For SOEs in particular, a classic case is Kunlun Energy, the gas unit under CNPC’s Hong Kong-listed arm PetroChina. Before stock options were made available for Kunlun’s senior executives in 2007, the company carried a market value of HK$28 billion ($3.6 billion). Then came an incentive scheme, and subsequently Kunlun bosses secured the injection of some of CNPC’s prized natural gas assets. The result? The share price has nearly quadrupled over five years.

Unfortunately Kunlun’s chairman Li Hualin, who owns company shares worth HK$570 million (and more in unexercised stock options) sullied his reputation last year when he was removed as part of the anti-graft purge against CNPC officials linked to former public security chief Zhou Yongkang (see WiC207).
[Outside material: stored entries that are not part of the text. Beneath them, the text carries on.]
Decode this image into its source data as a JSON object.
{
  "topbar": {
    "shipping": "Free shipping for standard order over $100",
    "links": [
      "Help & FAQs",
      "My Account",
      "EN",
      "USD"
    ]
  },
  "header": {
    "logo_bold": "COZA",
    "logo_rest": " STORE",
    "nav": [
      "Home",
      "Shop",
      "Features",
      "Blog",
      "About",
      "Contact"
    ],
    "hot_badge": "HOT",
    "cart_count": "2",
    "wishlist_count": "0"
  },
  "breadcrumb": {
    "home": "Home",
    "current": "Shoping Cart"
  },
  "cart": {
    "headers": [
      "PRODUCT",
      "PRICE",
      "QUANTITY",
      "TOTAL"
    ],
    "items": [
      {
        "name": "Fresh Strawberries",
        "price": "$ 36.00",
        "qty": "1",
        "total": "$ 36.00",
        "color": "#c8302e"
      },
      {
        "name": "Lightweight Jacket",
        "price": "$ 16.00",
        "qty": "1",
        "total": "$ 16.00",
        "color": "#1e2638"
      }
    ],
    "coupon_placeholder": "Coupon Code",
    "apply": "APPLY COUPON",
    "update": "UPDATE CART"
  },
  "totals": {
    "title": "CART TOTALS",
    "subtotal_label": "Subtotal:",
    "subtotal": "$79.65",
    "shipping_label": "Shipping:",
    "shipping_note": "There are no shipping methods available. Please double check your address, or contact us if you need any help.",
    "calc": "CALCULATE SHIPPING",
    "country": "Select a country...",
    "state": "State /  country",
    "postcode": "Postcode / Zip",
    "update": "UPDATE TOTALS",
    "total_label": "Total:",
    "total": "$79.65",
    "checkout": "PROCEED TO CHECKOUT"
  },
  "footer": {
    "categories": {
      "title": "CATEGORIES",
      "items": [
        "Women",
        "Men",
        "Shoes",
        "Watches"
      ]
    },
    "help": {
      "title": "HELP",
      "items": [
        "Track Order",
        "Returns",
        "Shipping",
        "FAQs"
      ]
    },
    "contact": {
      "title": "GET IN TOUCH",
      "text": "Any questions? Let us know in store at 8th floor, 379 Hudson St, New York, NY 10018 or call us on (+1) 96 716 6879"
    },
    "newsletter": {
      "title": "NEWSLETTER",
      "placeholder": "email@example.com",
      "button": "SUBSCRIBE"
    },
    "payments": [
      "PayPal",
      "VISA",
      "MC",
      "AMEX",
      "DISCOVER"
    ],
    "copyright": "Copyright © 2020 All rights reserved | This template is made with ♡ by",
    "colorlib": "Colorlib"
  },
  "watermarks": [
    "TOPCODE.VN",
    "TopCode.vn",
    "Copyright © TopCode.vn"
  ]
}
Of course, hundreds of SOE executives without stock options have been arrested for corruption too.

Central authorities have been particularly cautious about giving out stock options to key officials in the all-important banking sector – in spite of increasing evidence that allowing employee ownership could lift the stock market, where these state lenders carry a heavy weighting.

In 2012 the China Securities Regulatory Commission ran a consultation about allowing state banks to pay 30% of their staff’s salaries in stock options. The Securities Daily revisited the idea this month, noting that employee remuneration at the 16 biggest banks totalled Rmb500 billion in 2013. By paying 30% of staff salaries in options, banks could use the spare capital to repurchase their shares, giving their stock prices a short-term boost. As many bank stocks are currently trading below net book value, such an incentive scheme would be a more effective way to boost share prices than expecting Central Huijin (the controlling shareholder) to raise its own stakes in the state lenders, the newspaper suggested.

How to weigh the pros and cons?

HSBC’s Sun says the quality of managerial staff is the key issue. “It remains to be seen to what extent the SOE reform will change the system and make professional hires a common practice rather than the exception,” he comments.

But for the veteran Li Yining, allowing employees to become stakeholder in SOEs is an efficient way to pursue mixed ownership reforms. It might also reduce some of the temptation for state bosses to help themselves to company cash or assets illegally. But to achieve this China needs to take another leap of faith over the divide between state and private ownership. “Wealth and profit are created by both capital resources and labour resources,” Li told a Party conference on mixed ownership last month. “It is important to allow the innovators, managers and everyone who have contributed to obtain a stake during the wealth creation process.”

When it comes to blurring the line between what is state-owned and privately-held, another notable example is telecoms equipment giant Huawei. The firm is controversially accused of having secret links to the Chinese state, although it vehemently denies that it is an SOE.

But regardless of its ownership status, another of the interesting things about Huawei is the extensive stock purchase scheme available for staff (see WiC155). Although Huawei isn’t listed, a restricted share scheme allows the workforce to earn bonuses when the company increases profits. The incentive has worked: Huawei staff have created (arguably) China’s most globally competitive firm.